Stratégie. Au bureau de Reporters sans frontières, on s'inquiète aussi : «Le nord du Nigeria est devenu un trou noir de l'information.» L'armée et le gouvernement ont perdu le contrôle face à Boko Haram, un territoire entier a été abandonné. Mais en optant pour la stratégie du déni, ils espèrent étouffer la guerre qui se déroule dans le Nord-Est. «Le gouvernement est plus inquiet de pouvoir garder la face que de garder ses citoyens en vie», confie un journaliste nigérian. A un mois de la présidentielle, alors que les attaques sont devenues presque quotidiennes, sauver les apparences vis-à-vis des électeurs et du monde est une priorité.

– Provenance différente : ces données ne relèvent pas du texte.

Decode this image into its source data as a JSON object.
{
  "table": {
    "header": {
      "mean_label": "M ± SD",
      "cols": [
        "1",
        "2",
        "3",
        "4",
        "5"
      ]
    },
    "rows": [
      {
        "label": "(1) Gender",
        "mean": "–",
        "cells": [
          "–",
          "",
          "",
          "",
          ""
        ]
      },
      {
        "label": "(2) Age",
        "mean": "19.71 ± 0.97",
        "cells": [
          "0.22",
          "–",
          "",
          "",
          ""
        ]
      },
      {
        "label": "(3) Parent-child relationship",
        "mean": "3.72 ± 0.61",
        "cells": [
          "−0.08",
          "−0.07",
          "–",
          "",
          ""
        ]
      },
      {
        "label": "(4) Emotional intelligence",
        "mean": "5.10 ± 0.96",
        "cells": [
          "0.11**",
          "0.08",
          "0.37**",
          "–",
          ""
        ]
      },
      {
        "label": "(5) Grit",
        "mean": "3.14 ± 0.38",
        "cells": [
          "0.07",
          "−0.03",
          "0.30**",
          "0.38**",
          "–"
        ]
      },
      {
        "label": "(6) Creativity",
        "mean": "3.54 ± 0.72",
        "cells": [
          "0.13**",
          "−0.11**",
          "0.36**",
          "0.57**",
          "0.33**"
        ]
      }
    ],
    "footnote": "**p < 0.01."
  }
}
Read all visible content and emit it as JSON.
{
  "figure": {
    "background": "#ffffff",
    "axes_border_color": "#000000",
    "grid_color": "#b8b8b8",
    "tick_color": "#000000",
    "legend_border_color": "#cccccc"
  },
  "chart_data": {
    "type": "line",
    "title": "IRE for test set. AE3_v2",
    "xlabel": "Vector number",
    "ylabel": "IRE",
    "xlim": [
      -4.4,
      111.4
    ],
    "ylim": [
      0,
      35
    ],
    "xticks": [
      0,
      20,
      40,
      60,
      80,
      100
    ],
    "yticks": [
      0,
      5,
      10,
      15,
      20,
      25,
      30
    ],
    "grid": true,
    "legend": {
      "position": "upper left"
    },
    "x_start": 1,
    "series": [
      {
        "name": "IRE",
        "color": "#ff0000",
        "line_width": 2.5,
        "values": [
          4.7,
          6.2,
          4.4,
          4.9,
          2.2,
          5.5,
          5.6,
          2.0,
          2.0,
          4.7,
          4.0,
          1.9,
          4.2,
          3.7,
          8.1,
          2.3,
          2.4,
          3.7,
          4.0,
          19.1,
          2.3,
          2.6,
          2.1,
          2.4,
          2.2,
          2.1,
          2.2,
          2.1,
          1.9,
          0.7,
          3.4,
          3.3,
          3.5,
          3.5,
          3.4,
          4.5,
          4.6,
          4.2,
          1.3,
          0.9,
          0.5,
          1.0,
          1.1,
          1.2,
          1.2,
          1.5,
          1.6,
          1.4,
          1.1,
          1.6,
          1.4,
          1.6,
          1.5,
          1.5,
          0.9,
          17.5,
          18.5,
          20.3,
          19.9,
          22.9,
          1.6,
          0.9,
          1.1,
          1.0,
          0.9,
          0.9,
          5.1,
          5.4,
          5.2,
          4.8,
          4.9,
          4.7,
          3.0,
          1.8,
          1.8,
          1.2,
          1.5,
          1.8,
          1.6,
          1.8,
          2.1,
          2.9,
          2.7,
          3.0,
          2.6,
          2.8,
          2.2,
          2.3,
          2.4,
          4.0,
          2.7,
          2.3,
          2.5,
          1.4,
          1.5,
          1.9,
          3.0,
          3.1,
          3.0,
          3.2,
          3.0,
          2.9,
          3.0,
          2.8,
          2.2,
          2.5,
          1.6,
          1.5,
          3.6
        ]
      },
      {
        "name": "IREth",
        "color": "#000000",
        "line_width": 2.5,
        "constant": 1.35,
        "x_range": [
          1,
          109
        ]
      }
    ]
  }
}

Au Nigeria, les Etats du Nord-Est sont bien loin de l’émergence du Sud et de sa campagne électorale. Pour la majorité des Nigérians, notamment dans la capitale économique de Lagos, la guerre contre Boko Haram est un combat qui les concerne peu. Des mouvements planétaires comme Bring Back Our Girls pourraient venir enrayer cette stratégie du silence, qui fonctionne parfaitement à l’échelle du pays. Les médias internationaux ne peuvent en effet dépêcher aucun envoyé spécial pour couvrir la campagne électorale ou la guerre. Les visas ne leur sont toujours pas délivrés. Pourtant, la première puissance économique et le premier producteur de pétrole du continent se targue d’être un Etat démocratique. Et il est reconnu comme tel par ses partenaires étrangers.